Brussels (AFP) - A survey has found "huge scepticism" among Europeans about a key element in a huge EU-US trade deal that lets corporations sue governments, trade commissioner Cecilia Malmstroem said Tuesday.

The result is the latest setback for the TTIP (Transatlantic Trade and Investment Pact). The EU and United States began 19 months ago talks on what aims be the world's biggest free trade deal.

The online consultation received 150,000 responses, an EU record, though officials insisted that 97 percent of these contained pre-defined, negative answers organised by activists.

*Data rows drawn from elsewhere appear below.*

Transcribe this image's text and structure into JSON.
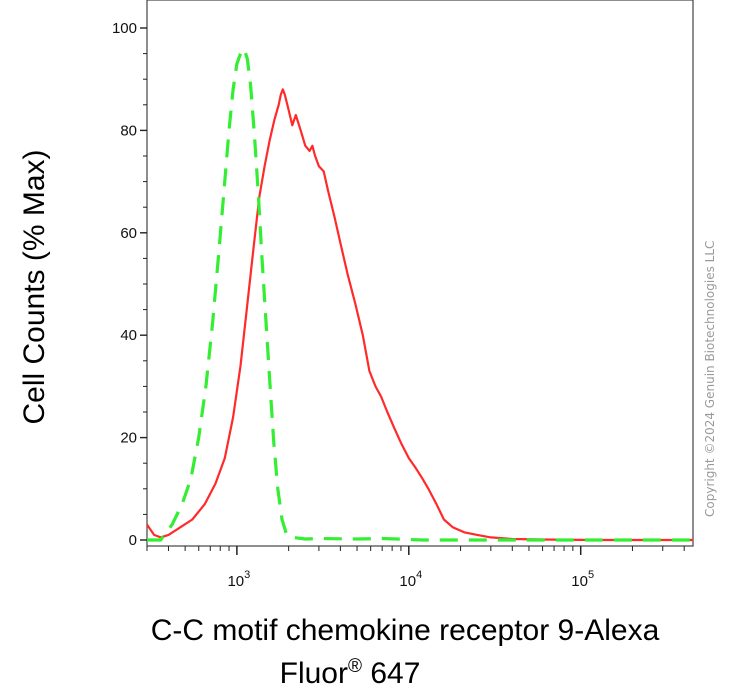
{
  "chart_data": {
    "type": "line",
    "ylabel": "Cell Counts (% Max)",
    "xlabel_main": "C-C motif chemokine receptor 9-Alexa",
    "xlabel_sub_prefix": "Fluor",
    "xlabel_sub_sup": "®",
    "xlabel_sub_suffix": " 647",
    "copyright": "Copyright ©2024 Genuin Biotechnologies LLC",
    "xscale": "log",
    "xlim": [
      300,
      450000
    ],
    "ylim": [
      0,
      100
    ],
    "grid": false,
    "legend": "none",
    "y_ticks": [
      {
        "value": 0,
        "label": "0"
      },
      {
        "value": 20,
        "label": "20"
      },
      {
        "value": 40,
        "label": "40"
      },
      {
        "value": 60,
        "label": "60"
      },
      {
        "value": 80,
        "label": "80"
      },
      {
        "value": 100,
        "label": "100"
      }
    ],
    "x_ticks": [
      {
        "value": 1000,
        "base": "10",
        "exp": "3"
      },
      {
        "value": 10000,
        "base": "10",
        "exp": "4"
      },
      {
        "value": 100000,
        "base": "10",
        "exp": "5"
      }
    ],
    "series": [
      {
        "color": "#ff2a2a",
        "style": "solid",
        "points": [
          [
            300,
            3
          ],
          [
            330,
            1
          ],
          [
            360,
            0.5
          ],
          [
            400,
            1
          ],
          [
            470,
            2.5
          ],
          [
            550,
            4
          ],
          [
            650,
            7
          ],
          [
            750,
            11
          ],
          [
            850,
            16
          ],
          [
            950,
            24
          ],
          [
            1050,
            34
          ],
          [
            1150,
            46
          ],
          [
            1250,
            57
          ],
          [
            1350,
            67
          ],
          [
            1450,
            73
          ],
          [
            1550,
            78
          ],
          [
            1650,
            82
          ],
          [
            1750,
            85
          ],
          [
            1800,
            87
          ],
          [
            1850,
            88
          ],
          [
            1900,
            87
          ],
          [
            2000,
            84
          ],
          [
            2100,
            81
          ],
          [
            2200,
            83
          ],
          [
            2350,
            80
          ],
          [
            2500,
            77
          ],
          [
            2650,
            76
          ],
          [
            2750,
            77
          ],
          [
            2850,
            75
          ],
          [
            3000,
            73
          ],
          [
            3200,
            72
          ],
          [
            3400,
            68
          ],
          [
            3700,
            63
          ],
          [
            4000,
            58
          ],
          [
            4400,
            52
          ],
          [
            4900,
            46
          ],
          [
            5400,
            40
          ],
          [
            5900,
            33
          ],
          [
            6400,
            30
          ],
          [
            6900,
            28
          ],
          [
            7500,
            25
          ],
          [
            8200,
            22
          ],
          [
            9000,
            19
          ],
          [
            10000,
            16
          ],
          [
            11000,
            14
          ],
          [
            12000,
            12
          ],
          [
            13000,
            10
          ],
          [
            14500,
            7
          ],
          [
            16000,
            4
          ],
          [
            18000,
            2.5
          ],
          [
            21000,
            1.5
          ],
          [
            25000,
            1
          ],
          [
            30000,
            0.5
          ],
          [
            40000,
            0.2
          ],
          [
            60000,
            0.1
          ],
          [
            120000,
            0
          ],
          [
            450000,
            0
          ]
        ]
      },
      {
        "color": "#33ee33",
        "style": "dashed",
        "points": [
          [
            300,
            0
          ],
          [
            360,
            0
          ],
          [
            420,
            3
          ],
          [
            480,
            7
          ],
          [
            540,
            12
          ],
          [
            600,
            20
          ],
          [
            660,
            30
          ],
          [
            720,
            42
          ],
          [
            780,
            55
          ],
          [
            840,
            68
          ],
          [
            900,
            80
          ],
          [
            950,
            88
          ],
          [
            1000,
            93
          ],
          [
            1050,
            95
          ],
          [
            1100,
            96
          ],
          [
            1150,
            94
          ],
          [
            1200,
            89
          ],
          [
            1260,
            80
          ],
          [
            1330,
            68
          ],
          [
            1400,
            55
          ],
          [
            1480,
            42
          ],
          [
            1560,
            30
          ],
          [
            1640,
            19
          ],
          [
            1730,
            10
          ],
          [
            1830,
            4
          ],
          [
            1950,
            1
          ],
          [
            2100,
            0.5
          ],
          [
            2500,
            0.2
          ],
          [
            3000,
            0.3
          ],
          [
            5000,
            0.2
          ],
          [
            7000,
            0.3
          ],
          [
            12000,
            0
          ],
          [
            450000,
            0
          ]
        ]
      }
    ]
  }
}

"The consultation clearly shows that there is a huge scepticism against the ISDS instrument", Malmstroem said in a statement.

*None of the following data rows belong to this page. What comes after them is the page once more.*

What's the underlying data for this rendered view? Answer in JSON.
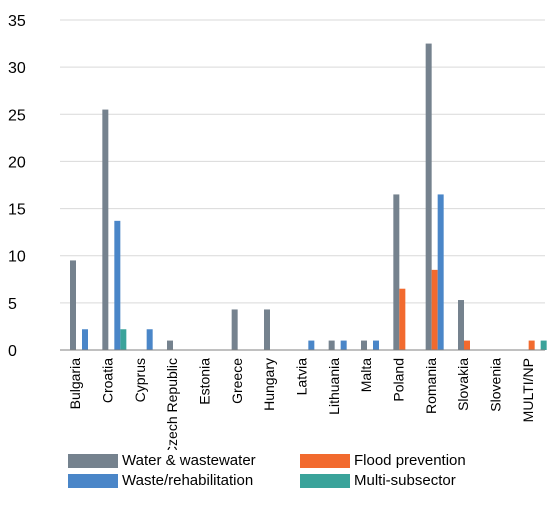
{
  "chart_data": {
    "type": "bar",
    "categories": [
      "Bulgaria",
      "Croatia",
      "Cyprus",
      "Czech Republic",
      "Estonia",
      "Greece",
      "Hungary",
      "Latvia",
      "Lithuania",
      "Malta",
      "Poland",
      "Romania",
      "Slovakia",
      "Slovenia",
      "MULTI/NP"
    ],
    "series": [
      {
        "name": "Water & wastewater",
        "color": "#75828e",
        "values": [
          9.5,
          25.5,
          0,
          1,
          0,
          4.3,
          4.3,
          0,
          1,
          1,
          16.5,
          32.5,
          5.3,
          0,
          0
        ]
      },
      {
        "name": "Flood prevention",
        "color": "#f26a2e",
        "values": [
          0,
          0,
          0,
          0,
          0,
          0,
          0,
          0,
          0,
          0,
          6.5,
          8.5,
          1,
          0,
          1
        ]
      },
      {
        "name": "Waste/rehabilitation",
        "color": "#4a86c8",
        "values": [
          2.2,
          13.7,
          2.2,
          0,
          0,
          0,
          0,
          1,
          1,
          1,
          0,
          16.5,
          0,
          0,
          0
        ]
      },
      {
        "name": "Multi-subsector",
        "color": "#3aa39a",
        "values": [
          0,
          2.2,
          0,
          0,
          0,
          0,
          0,
          0,
          0,
          0,
          0,
          0,
          0,
          0,
          1
        ]
      }
    ],
    "xlabel": "",
    "ylabel": "",
    "ylim": [
      0,
      35
    ],
    "yticks": [
      0,
      5,
      10,
      15,
      20,
      25,
      30,
      35
    ],
    "grid": true,
    "legend_placement": "bottom"
  }
}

ISDS, or the investor-state dispute settlement, is a key part of the trade deal which would allow firms to sue national governments if they feel that local laws such as health and safety regulations violate the trade deal and threaten their investments.

But campaigners in key EU countries are fiercely opposed to the clause.

In an effort to appease their concerns, the European Commission, the EU's executive branch, carried out the survey.

"We need to have an open and frank discussion about investment protection and ISDS in TTIP with EU governments, with the European Parliament and civil society before launching any policy recommendations in this area," Malmostroem added.

The United States has made the inclusion of the investor clause a key part of its demands, and the whole deal could fail if the battle against it prevails.

The EU's 28 governments, which unanimously approved the terms of negotiations including ISDS, have set themselves the ambitious goal of concluding the talks by the end of 2015.

The next round of talks is in February.

But the fierce resistance against ISDS and other hot-button issues -- including the protection of European products like Germany's bratwurst sausage from low-quality copycats -- makes this seem unlikely.